### [KNN from scratch](https://medium.com/analytics-vidhya/implementing-k-nearest-neighbours-knn-without-using-scikit-learn-3905b4decc3c)
#### So let’s start with the implementation of KNN. It really involves just 3 simple steps:
1. Calculate the distance(Euclidean, Manhattan, etc) between a test data point and every training data point. This is to see who is closer and who is far by how much.
2. Sort the distances and pick K nearest distances(first K entries) from it. Those will be K closest neighbors to your given test data point.
3. Get the labels of the selected K neighbors. The most common label(label with a majority vote) will be the predicted label for our test data point.

In [62]:
import pandas as pd
import numpy as np
import scipy.spatial
from collections import Counter

In [63]:
from sklearn import datasets
from sklearn.model_selection import train_test_split
iris = datasets.load_iris()
X_train, X_test, y_train, y_test = train_test_split(iris.data, iris.target, random_state = 42, test_size = 0.2)

#### We will define a class ‘KNN’ inside which we will define every essential function that will make our algorithm work. We will be having the following methods inside our class.
1. fit: As discussed earlier, it’ll just keep the data with itself, since KNN does not perform any explicit training process.
2. Distance: We will calculate Euclidean distance here.
3. Predict: This is the phase where we will predict the class for our testing instance using the complete training data.

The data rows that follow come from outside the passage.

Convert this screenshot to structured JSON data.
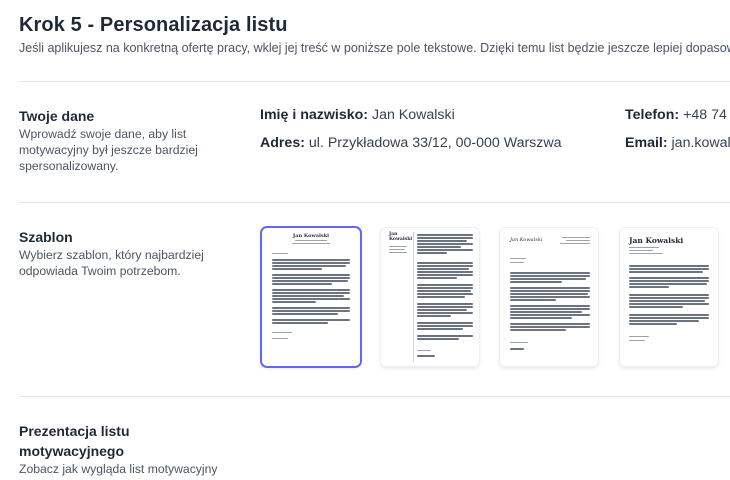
{
  "header": {
    "title": "Krok 5 - Personalizacja listu",
    "subtitle": "Jeśli aplikujesz na konkretną ofertę pracy, wklej jej treść w poniższe pole tekstowe. Dzięki temu list będzie jeszcze lepiej dopasowany"
  },
  "personal": {
    "title": "Twoje dane",
    "desc": "Wprowadź swoje dane, aby list motywacyjny był jeszcze bardziej spersonalizowany.",
    "name_label": "Imię i nazwisko:",
    "name_value": "Jan Kowalski",
    "address_label": "Adres:",
    "address_value": "ul. Przykładowa 33/12, 00-000 Warszwa",
    "phone_label": "Telefon:",
    "phone_value": "+48 74",
    "email_label": "Email:",
    "email_value": "jan.kowal"
  },
  "template": {
    "title": "Szablon",
    "desc": "Wybierz szablon, który najbardziej odpowiada Twoim potrzebom.",
    "options": [
      {
        "name": "Jan Kowalski",
        "selected": true
      },
      {
        "name": "Jan Kowalski",
        "selected": false
      },
      {
        "name": "Jan Kowalski",
        "selected": false
      },
      {
        "name": "Jan Kowalski",
        "selected": false
      }
    ]
  },
  "presentation": {
    "title": "Prezentacja listu motywacyjnego",
    "desc": "Zobacz jak wygląda list motywacyjny"
  },
  "colors": {
    "accent": "#6366f1",
    "text": "#1f2937",
    "muted": "#4b5563",
    "divider": "#e5e7eb"
  }
}
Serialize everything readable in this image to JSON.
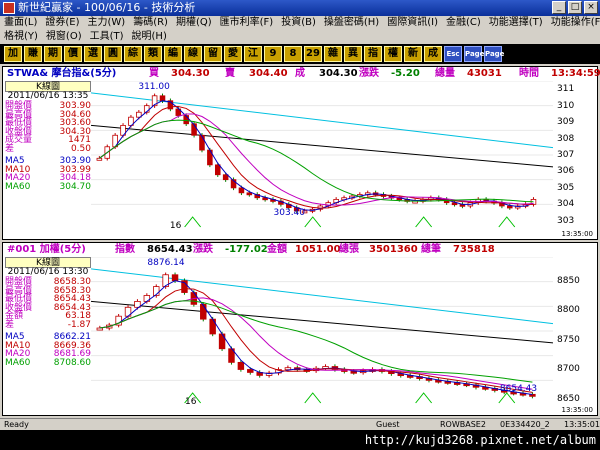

We will implement the 3 stepped process discusses above in this method.
4. Score: Finally We’ll have a score method, to calculate the score for our model based on the test data
5. What about ‘K’ ?: The most important guy here is K, we will pass ‘K’ as an argument while initializing the object for our KNN class(inside __init__)

In [64]:
class KNN:
    def __init__(self, k):
        self.k = k
        
############################################################

    def fit(self, X, y):
        self.X_train = X
        self.y_train = y
        
############################################################

    def distance(self, X1, X2):
        distance = scipy.spatial.distance.euclidean(X1, X2)
    
###########################################################

    def predict(self, X_test):
        final_output = []
        for i in range(len(X_test)):
            d = []
            votes = []
            for j in range(len(X_train)):
                dist = scipy.spatial.distance.euclidean(X_train[j] , X_test[i])
                d.append([dist, j])
            d.sort()
            d = d[0:self.k]
            for d, j in d:
                votes.append(y_train[j])
            ans = Counter(votes).most_common(1)[0][0]
            final_output.append(ans)
            
        return final_output
    
####################################################################
    
    def score(self, X_test, y_test):
        predictions = self.predict(X_test)
        return (predictions == y_test).sum() / len(y_test)

In [65]:
X_train[0]

array([4.6, 3.6, 1. , 0.2])

In [66]:
X_test[0]

array([6.1, 2.8, 4.7, 1.2])

In [67]:
np.sqrt((4.6 - 6.1)**2 + (3.6 - 2.8)**2 + (1 - 4.7)**2 + (.2 - 1.2)**2)

4.192851058647326

In [68]:
distance = scipy.spatial.distance.euclidean(X_train[0], X_test[0])
distance

4.192851058647326

#### See what’s happening:
- We will pass the K while creating an object for the class ‘KNN’.
- Fit method just takes in the training data, nothing else.
- We used scipy.spatial.distance.euclidean for calculating the distance between two points.
- Predict method runs a loop for every test data point, each time calculating distance between the test instance and every training instance. It stores distance and index of the training data together in a 2D list. It then sorts that list based on distance and then updates the list keeping only the K shortest distances(along with their indices) in the list.
- It then pulls out labels corresponding to those K nearest data points and checks which label has the majority using Counter. That majority label becomes the label of the test data point.
- Score method just compares our test output with their actual output to find the accuracy of our prediction.
- Kudos! That’s it. It’s really that simple! Now let’s run our model and test our algorithm on the test data we split apart earlier.

In [None]:
clf = KNN(3)
clf.fit(X_train, y_train)
prediction = clf.predict(X_test)
for i in prediction:
    print(i)

In [None]:
prediction == y_test # all predictions are true

In [None]:
clf.score(X_test, y_test)

## `END -----------------------------------------`